That has direct consequences for Guam's image abroad as well. Modern travelers do not ask only what the beach is like and how warm the sea is, but also how safe, organized, transport-accessible, and ready to respond to crisis situations the destination is. Island economies are additionally sensitive because an interruption in air or sea transport very quickly spills over into an entire series of sectors. That is why today's story about Guam cannot be reduced to the romantic image of a tropical refuge. It is at the same time a story about a society that must invest in resilience, planning, and infrastructure in order to preserve tourism as an important source of income and employment.
Why travelers return
If official strategies and tourism campaigns are set aside, the question remains as to why people return to Guam at all. Part of the answer is obvious: it is a destination with strong natural assets, from warm seas and diving locations to trails, bays, and viewpoints. But the other, more important long-term part of the answer lies in the experience of staying there. On its official platforms, Guam still presents itself as a place where guests are not treated only as transient consumers of a service. That emphasis on the "Håfa Adai" approach, on local greetings, festivals, community events, and cultural contact, is not without reason at the center of the new promotion. At a time when many destinations on the global market are increasingly becoming similar to one another, the difference is created not only by the landscape but also by the feeling that the place is truly alive, distinctive, and open to the visitor.
That is also important from the perspective of the local community. Tourism that is reduced exclusively to volume and spending can hardly sustain the support of the population in the long term, especially after periods of major crisis impacts. In contrast, a model that more strongly includes local culture, small business entities, community events, and authentic content has greater chances of retaining social legitimacy. Guam is therefore now trying to shape the image of a destination in which recovery is not only the restoration of what was destroyed, but also an opportunity to define more clearly who tourism is for, who benefits from it, and how to protect it from future disruptions.
Between the memory of disaster and the image of the future
Mawar left a deep mark on Guam's collective memory, and that mark cannot be erased with a marketing slogan. In communities that have gone through supply disruptions, damage to homes, and long-term rebuilding, every story about a tourism return must be credible and based on real progress. That is precisely why it may be most important that in its latest official documents Guam does not hide its vulnerabilities, but includes them in planning for the future. There is talk of market diversification, cultural authenticity, infrastructure, resilience, and new forms of experiential tourism. This is not the rhetoric of a destination that believes it is enough to reopen hotels and wait for everything to return on its own.
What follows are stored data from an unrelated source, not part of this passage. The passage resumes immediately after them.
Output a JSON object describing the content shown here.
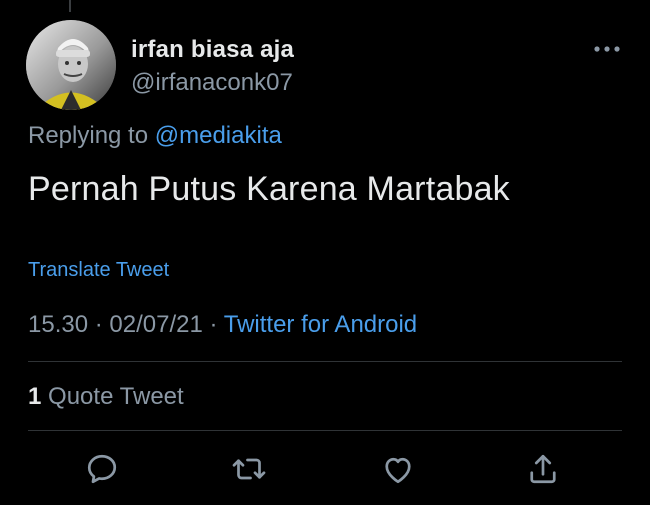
{
  "author": {
    "display_name": "irfan biasa aja",
    "handle": "@irfanaconk07"
  },
  "reply": {
    "prefix": "Replying to",
    "mention": "@mediakita"
  },
  "tweet": {
    "text": "Pernah Putus Karena Martabak",
    "translate_label": "Translate Tweet",
    "time": "15.30",
    "date": "02/07/21",
    "separator": "·",
    "source": "Twitter for Android"
  },
  "stats": {
    "quote_count": "1",
    "quote_label": "Quote Tweet"
  },
  "icons": {
    "more": "more-horizontal-icon",
    "reply": "reply-icon",
    "retweet": "retweet-icon",
    "like": "heart-icon",
    "share": "share-icon"
  },
  "colors": {
    "background": "#000000",
    "text_primary": "#e7e9ea",
    "text_secondary": "#8b98a5",
    "link": "#4a9eeb",
    "divider": "#2f3336"
  }
}
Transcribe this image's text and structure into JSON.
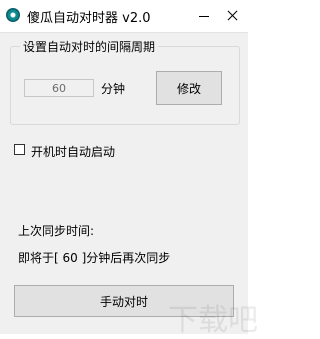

This is the approach of a place that has learned that hospitality without systematic resilience is no longer enough.
That is why today's Guam can be seen as an island that is at the same time vulnerable and steadfast. Vulnerable, because it depends on nature, transport corridors, and global economic movements. Steadfast, because after one of the most severe blows in recent history it managed to restore basic functions, bring back growth in arrivals, and at the same time try to redefine its own tourism identity. In that sense, the story of Guam is no longer just a story about tourists returning to beaches, but about how a Pacific society is trying to combine recovery, culture, and economic future in conditions that are anything but simple. Visitors really do return there because of the landscape, but according to everything that official data and public strategies show today, they also return because of the feeling that this is a place that did not lose its warmth even when it had to rebuild itself from the ground up.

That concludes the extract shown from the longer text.